Un utente malintenzionato potrebbe sfruttare questa vulnerabilità creando una serie appositamente creata di richieste HTTP anonime a un sistema interessato e, di conseguenza, il server Web in esecuzione in questo sistema diventa non reattivo.
Quali sistemi sono principalmente a rischio dalla vulnerabilità?
I server in cui ASP 2.0 è ospitato in IIS 7.0 in modalità integrata sono a rischio.
Cosa fa l'aggiornamento?
L'aggiornamento modifica il modo in cui ASP.NET gestisce la pianificazione delle richieste.
Quando è stato pubblicato questo bollettino sulla sicurezza, questa vulnerabilità è stata divulgata pubblicamente?
No. Microsoft ha ricevuto informazioni su questa vulnerabilità tramite la divulgazione responsabile. Microsoft non aveva ricevuto alcuna informazione per indicare che questa vulnerabilità era stata divulgata pubblicamente quando questo bollettino sulla sicurezza è stato originariamente pubblicato.
Quando è stato emesso questo bollettino sulla sicurezza, Microsoft ha ricevuto eventuali segnalazioni che questa vulnerabilità è stata sfruttata?
Sì. Microsoft è a conoscenza di attacchi mirati limitati che tentano di sfruttare la vulnerabilità segnalata.
Aggiorna informazioni
Strumenti e linee guida per il rilevamento e la distribuzione
Gestire gli aggiornamenti software e della sicurezza necessari per la distribuzione nei server, nei sistemi desktop e mobili dell'organizzazione. Per altre informazioni, vedere TechNet Update Management Center.
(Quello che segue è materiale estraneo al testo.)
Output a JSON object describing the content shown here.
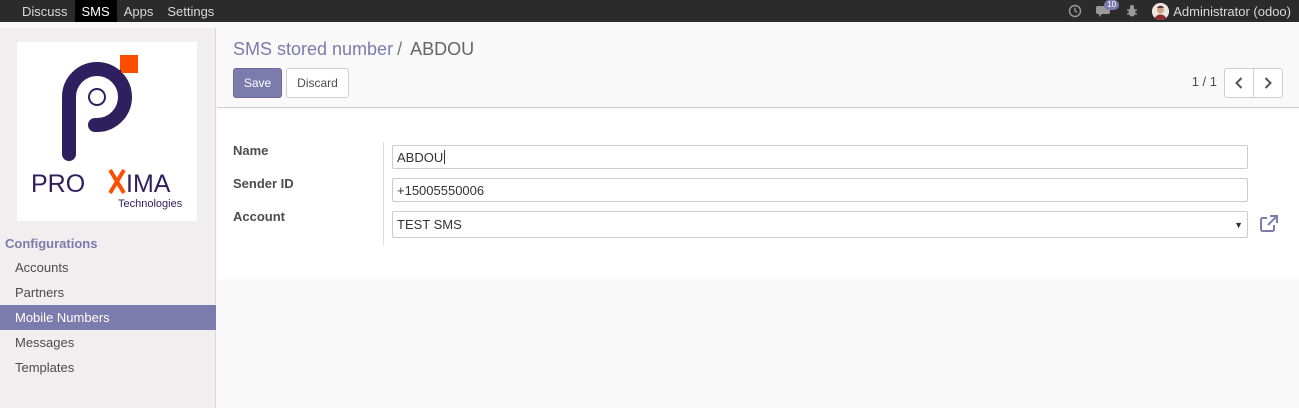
{
  "topbar": {
    "menu": [
      "Discuss",
      "SMS",
      "Apps",
      "Settings"
    ],
    "active_menu": "SMS",
    "chat_badge": "10",
    "user_label": "Administrator (odoo)"
  },
  "sidebar": {
    "logo_brand": "PROXIMA",
    "logo_sub": "Technologies",
    "section_title": "Configurations",
    "items": [
      {
        "label": "Accounts"
      },
      {
        "label": "Partners"
      },
      {
        "label": "Mobile Numbers"
      },
      {
        "label": "Messages"
      },
      {
        "label": "Templates"
      }
    ],
    "active_item": "Mobile Numbers"
  },
  "control": {
    "breadcrumb_parent": "SMS stored number",
    "breadcrumb_sep": "/",
    "breadcrumb_current": "ABDOU",
    "save_label": "Save",
    "discard_label": "Discard",
    "pager_text": "1 / 1"
  },
  "form": {
    "name_label": "Name",
    "name_value": "ABDOU",
    "sender_label": "Sender ID",
    "sender_value": "+15005550006",
    "account_label": "Account",
    "account_value": "TEST SMS"
  },
  "colors": {
    "accent": "#7c7bad",
    "topbar_bg": "#2b2b2b",
    "logo_purple": "#2e1f5e",
    "logo_orange": "#ff4d00"
  }
}
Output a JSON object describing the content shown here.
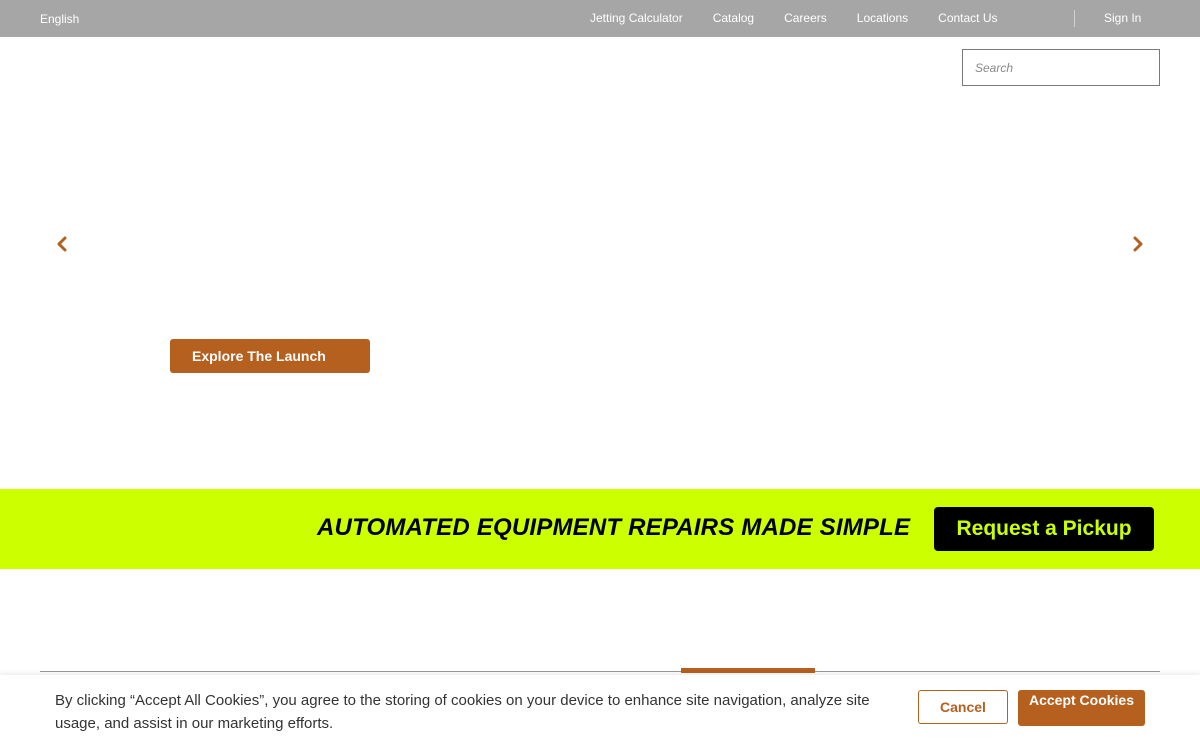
{
  "topbar": {
    "language": "English",
    "nav": [
      {
        "label": "Jetting Calculator"
      },
      {
        "label": "Catalog"
      },
      {
        "label": "Careers"
      },
      {
        "label": "Locations"
      },
      {
        "label": "Contact Us"
      }
    ],
    "sign_in": "Sign In"
  },
  "search": {
    "placeholder": "Search",
    "value": ""
  },
  "carousel": {
    "prev_icon": "chevron-left-icon",
    "next_icon": "chevron-right-icon",
    "cta_label": "Explore The Launch"
  },
  "promo": {
    "headline": "AUTOMATED EQUIPMENT REPAIRS MADE SIMPLE",
    "button_label": "Request a Pickup"
  },
  "cookie_banner": {
    "message": "By clicking “Accept All Cookies”, you agree to the storing of cookies on your device to enhance site navigation, analyze site usage, and assist in our marketing efforts.",
    "cancel_label": "Cancel",
    "accept_label": "Accept Cookies"
  },
  "colors": {
    "topbar_bg": "#a6a6a6",
    "accent": "#b5601f",
    "promo_bg": "#ccff00",
    "promo_button_bg": "#000000"
  }
}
Il sito Web Microsoft TechNet Security fornisce informazioni aggiuntive sulla sicurezza nei prodotti Microsoft.
Gli aggiornamenti della sicurezza sono disponibili in Microsoft Update e Windows Update. Gli aggiornamenti della sicurezza sono disponibili anche nell'Area download Microsoft. È possibile trovarli più facilmente eseguendo una ricerca di parole chiave per "aggiornamento della sicurezza".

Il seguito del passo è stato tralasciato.